There are some photos documenting the garden’s historical roots, but they don’t say much. A letter of correspondence between Darwin and O.C. Marsh is pretty cool, as are some slides showing Marsh’s other notable acquaintances: Chief Red Cloud, Thomas Huxley, Alfred Russell Wallace. It’s interesting that Marsh knew these people, but that’s all you learn from the slides.

Beyond this brief history, you’ll also learn how much fun some staff members have at the garden. In one slide, Curator of Greenhouse Plant Collection David Garinger holds a cat named Eli. How adorable. (Interesting note: In the bibliographic slide at the end of the slideshow, the botanical garden’s Wikipedia page is referenced as a source.)

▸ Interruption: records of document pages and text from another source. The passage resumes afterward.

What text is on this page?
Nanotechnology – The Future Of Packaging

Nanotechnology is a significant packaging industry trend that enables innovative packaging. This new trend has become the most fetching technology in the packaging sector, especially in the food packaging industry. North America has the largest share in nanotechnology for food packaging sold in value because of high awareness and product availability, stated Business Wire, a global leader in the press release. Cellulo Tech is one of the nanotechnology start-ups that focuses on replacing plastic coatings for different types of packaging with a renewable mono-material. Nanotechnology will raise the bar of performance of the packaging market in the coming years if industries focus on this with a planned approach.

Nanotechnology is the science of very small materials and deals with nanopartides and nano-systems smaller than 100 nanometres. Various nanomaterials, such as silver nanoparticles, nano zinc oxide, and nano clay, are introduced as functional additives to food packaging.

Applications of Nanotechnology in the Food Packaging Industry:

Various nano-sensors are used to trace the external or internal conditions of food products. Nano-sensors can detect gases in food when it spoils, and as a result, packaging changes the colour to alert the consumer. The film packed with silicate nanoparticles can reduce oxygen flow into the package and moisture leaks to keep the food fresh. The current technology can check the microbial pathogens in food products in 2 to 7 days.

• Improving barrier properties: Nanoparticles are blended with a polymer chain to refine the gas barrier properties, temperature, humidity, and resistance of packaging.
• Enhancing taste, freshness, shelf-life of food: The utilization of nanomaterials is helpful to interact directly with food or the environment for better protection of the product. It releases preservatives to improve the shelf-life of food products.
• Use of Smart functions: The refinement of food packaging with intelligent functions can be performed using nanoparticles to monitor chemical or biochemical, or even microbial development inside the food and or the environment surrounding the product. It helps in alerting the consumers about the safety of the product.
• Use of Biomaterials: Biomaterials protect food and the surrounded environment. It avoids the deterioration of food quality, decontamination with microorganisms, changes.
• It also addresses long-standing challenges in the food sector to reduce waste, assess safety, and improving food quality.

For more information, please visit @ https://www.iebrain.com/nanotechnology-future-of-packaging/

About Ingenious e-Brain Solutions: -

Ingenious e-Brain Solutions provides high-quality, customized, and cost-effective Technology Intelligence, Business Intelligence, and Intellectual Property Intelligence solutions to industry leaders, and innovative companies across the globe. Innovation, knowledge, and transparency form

However, I would be wrong to gripe about this exhibit just because it doesn’t deserve its spot on the Yale Arts Calendar. Even though most of the students working at the center didn’t seem to think much of the slideshow, I thought it was a pleasant addition to the study area. It wasn’t really calming, but the nature provided a nice counterpoint to the otherwise academic surroundings. I did notice one guy look at it for five seconds while waiting for his documents to print.

Although underwhelming, the slideshow was nice, and nice things can always fit into our lives.

But even after accepting the exhibit’s limitations, I still have one complaint. The screen in the center of the display has a thin line running through it, distracting viewers (if there are any) from the images flicking across the screen. Sometimes the line is red, sometimes it’s green, but whatever it is, it needs to be fixed. I can’t imagine that the Louvre staff would find it acceptable to have a green line drawn through all their paintings. Then again, as we’ve established, the CSSSI isn’t exactly the Louvre.

Kind of unfortunately, the exhibit closes soon or is closed already. The Yale Arts Calendar says it ends Friday, February 27, whereas the poster in CSSSI says it ends in March. In any case, the timing is interesting. Maybe it’s ending because we can visit the garden now that it’s spring. However, that would be a mistake on the part of the curators. The exhibit is not a wintertime replacement for the garden, and if it’s meant to be that, it’s a failure. The only thing the exhibit does is brighten the CSSSI.

But this is all just speculation. In the end, I don’t know why this exhibit is here — it remains an enigma. A nice enigma, though.